You are correct at an extremely high level that the differences in fracture stress and strain between materials (and indeed even between samples of materials) are related to the strength of the atomic bonds within the materials and the crystalline structure and microstructure.

However, that is not an accurate description of what happens to a metal under strain. First, it entirely ignores the possibility (and actual behavior) of elastic strain. Second, even confining ourselves to plastic strain, it's a fundamentally incorrect description of what happens.

It is true that the most common mechanism by which plastic strain occurs is through the movement of dislocations, defects in the crystal structure of the material. But it's not generally true that the strain is taken up by the destruction of dislocations. In fact, it's the exact opposite. When just enough shear stress is applied to begin shifting atoms relative to each other within the crystal structure, existing dislocation patterns within the material begin producing additional dislocations under the applied shear stress. These dislocations entail, by definition, the local shifting of one plane of the crystal relative to another. So when dislocations are generated under shear stress, they accommodate that shear stress by allowing the material to shift in a local way. It is the fact that dislocation generation allows local relief of stress which explains why dislocations are preferentially generated. In order for the crystal to deform along an entire slip plane, all of the atoms must move at once. A dislocation entails the movement of a much smaller number of atoms, on the order of hundreds to thousands.

But the dislocations themselves impose a stress field around them which impedes the movement of other dislocations. So in order for these dislocation sources to produce additional dislocations, they must be subjected to higher stresses. This explains the phenomenon of work hardening, which is present in every metal. If you stress a metal adequately to deform it plastically, additional plastic deformation requires you to exceed that stress in the future, absent any intervening processes which allow the dislocations to heal.
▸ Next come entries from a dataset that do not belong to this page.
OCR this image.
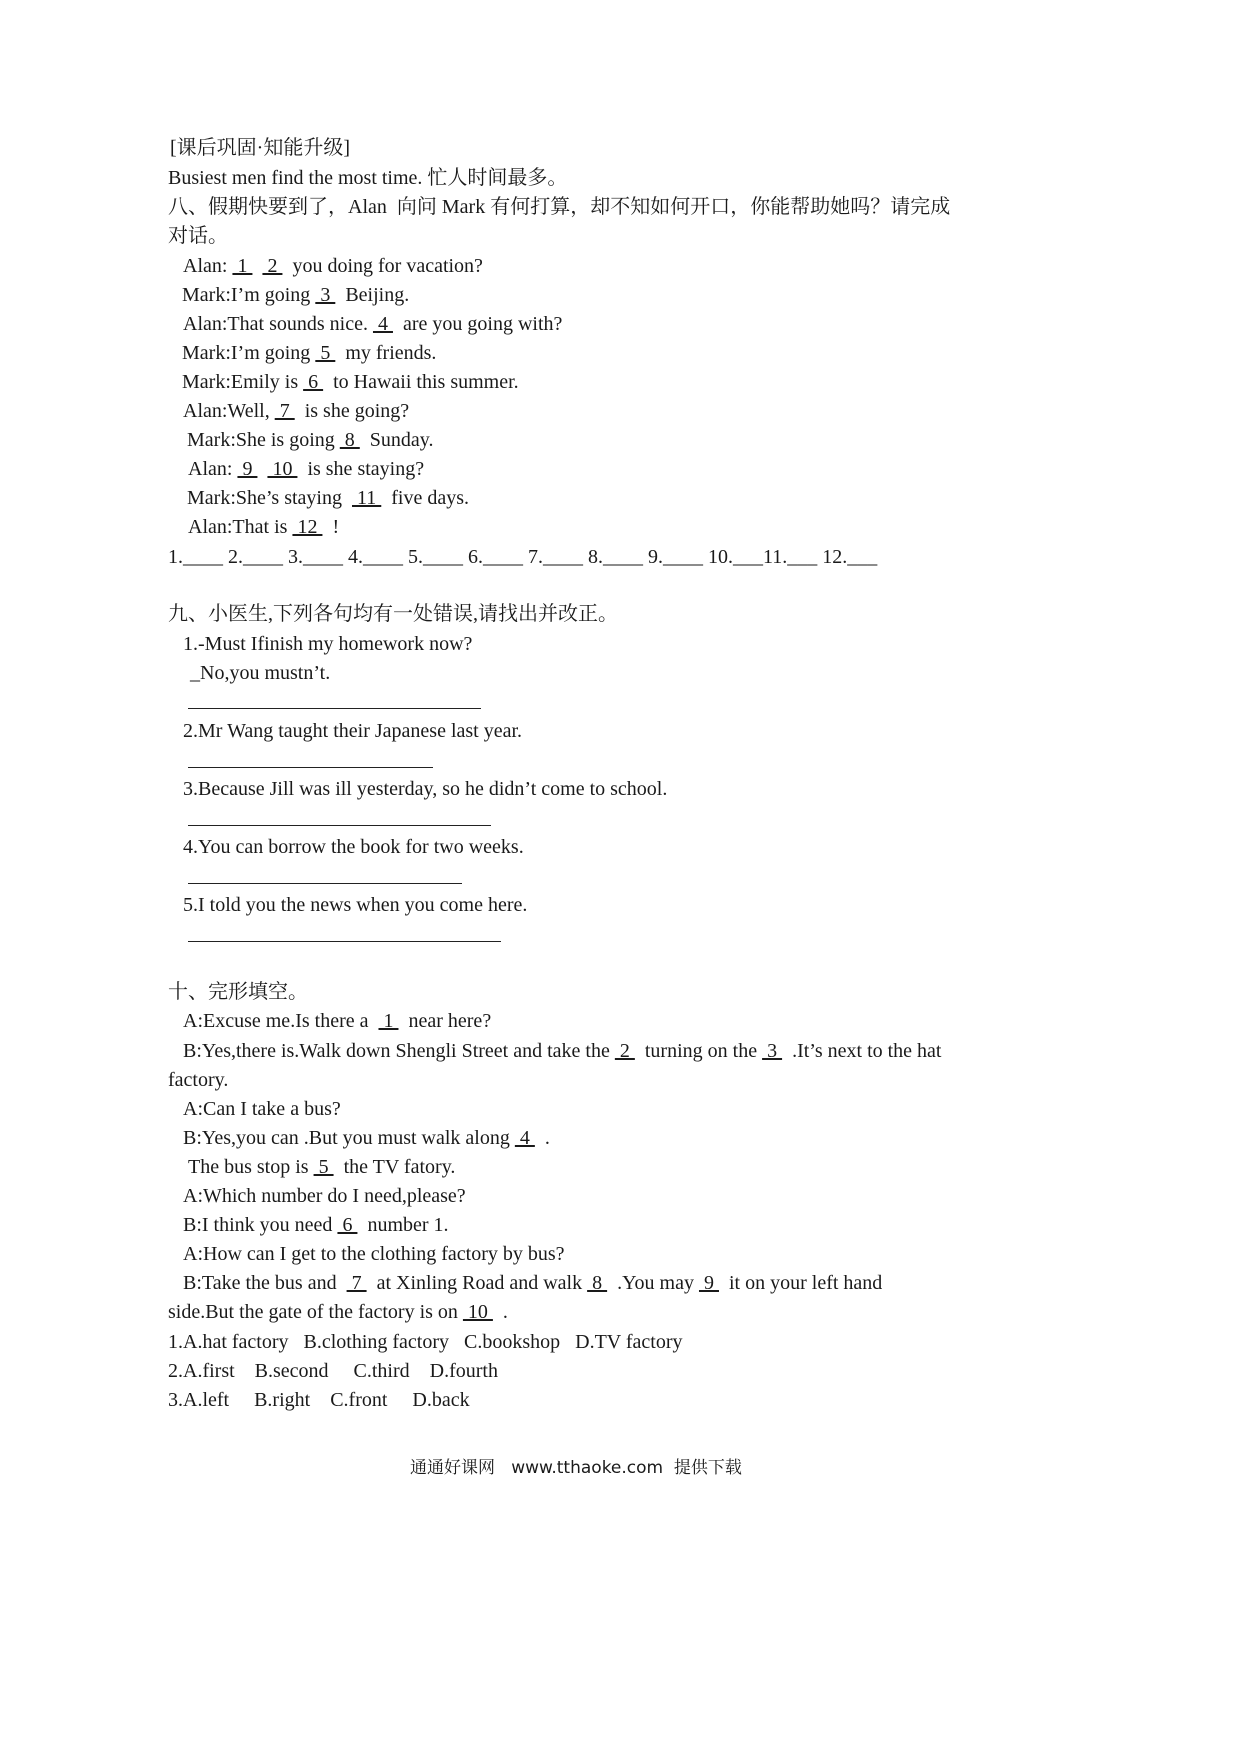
[课后巩固·知能升级]
Busiest men find the most time. 忙人时间最多。
八、假期快要到了，Alan  向问 Mark 有何打算，却不知如何开口，你能帮助她吗？请完成
对话。
Alan:  1    2   you doing for vacation?
Mark:I’m going  3   Beijing.
Alan:That sounds nice.  4   are you going with?
Mark:I’m going  5   my friends.
Mark:Emily is  6   to Hawaii this summer.
Alan:Well,  7   is she going?
Mark:She is going  8   Sunday.
Alan:  9    10   is she staying?
Mark:She’s staying   11   five days.
Alan:That is  12   !
1.____ 2.____ 3.____ 4.____ 5.____ 6.____ 7.____ 8.____ 9.____ 10.___11.___ 12.___
九、小医生,下列各句均有一处错误,请找出并改正。
1.-Must Ifinish my homework now?
_No,you mustn’t.
2.Mr Wang taught their Japanese last year.
3.Because Jill was ill yesterday, so he didn’t come to school.
4.You can borrow the book for two weeks.
5.I told you the news when you come here.
十、完形填空。
A:Excuse me.Is there a   1   near here?
B:Yes,there is.Walk down Shengli Street and take the  2   turning on the  3   .It’s next to the hat
factory.
A:Can I take a bus?
B:Yes,you can .But you must walk along  4   .
The bus stop is  5   the TV fatory.
A:Which number do I need,please?
B:I think you need  6   number 1.
A:How can I get to the clothing factory by bus?
B:Take the bus and   7   at Xinling Road and walk  8   .You may  9   it on your left hand
side.But the gate of the factory is on  10   .
1.A.hat factory   B.clothing factory   C.bookshop   D.TV factory
2.A.first    B.second     C.third    D.fourth
3.A.left     B.right    C.front     D.back
通通好课网   www.tthaoke.com  提供下载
If it were the destruction of dislocations that was responsible for plastic information, metals would actually get softer as they were worked. This is because dislocations disappearing reduces the amount of stress required for those Frank Read sources to generate new ones. And there will always be dislocations present in a crystal at a temperature greater than 0K because it is entropically favored.

If we ignore this effect, and just concentrate on what happens once you have a single crystal without dislocations, under your theory, materials would get far stronger than we can make them at a macro scale today. If there really are no dislocations in a crystal, the amount of stress required to plastically deform the crystal is the amount of stress required to move an entire layer of atoms at once. The amount of stress required to do this is only about an order of magnitude less than the actual stiffness of the material. For a generic steel, this would imply that the fracture stress would be about 20 GPa. But we can't make steels that are stronger than about 1/10 of that, no matter how much we work them.

> For example, strain in metals is due to the crystal structure "realigning" itself, one atom at a time. Doing so fills atomic-scale voids and fixes other defects in the structure. Eventually, you run out of such defects, and the stress is instead applied to the crystal bonds themselves.

[Edited to assume good faith.] This is so very wrong. I suppose you're just making things up or using an AI-generated answer writing without peer-reviewed technical references; the answer also resembles AI-generated answers that are designed to be confident but not designed to be correct.

Elastic strain arises from bonds stretching and recoverable defect movement. Plastic strain arises from unrecoverable defect movement, which itself creates more defects, not fewer. Voids ultimately form and coalesce; they don't disappear. The stress is always applied to the crystal bonds.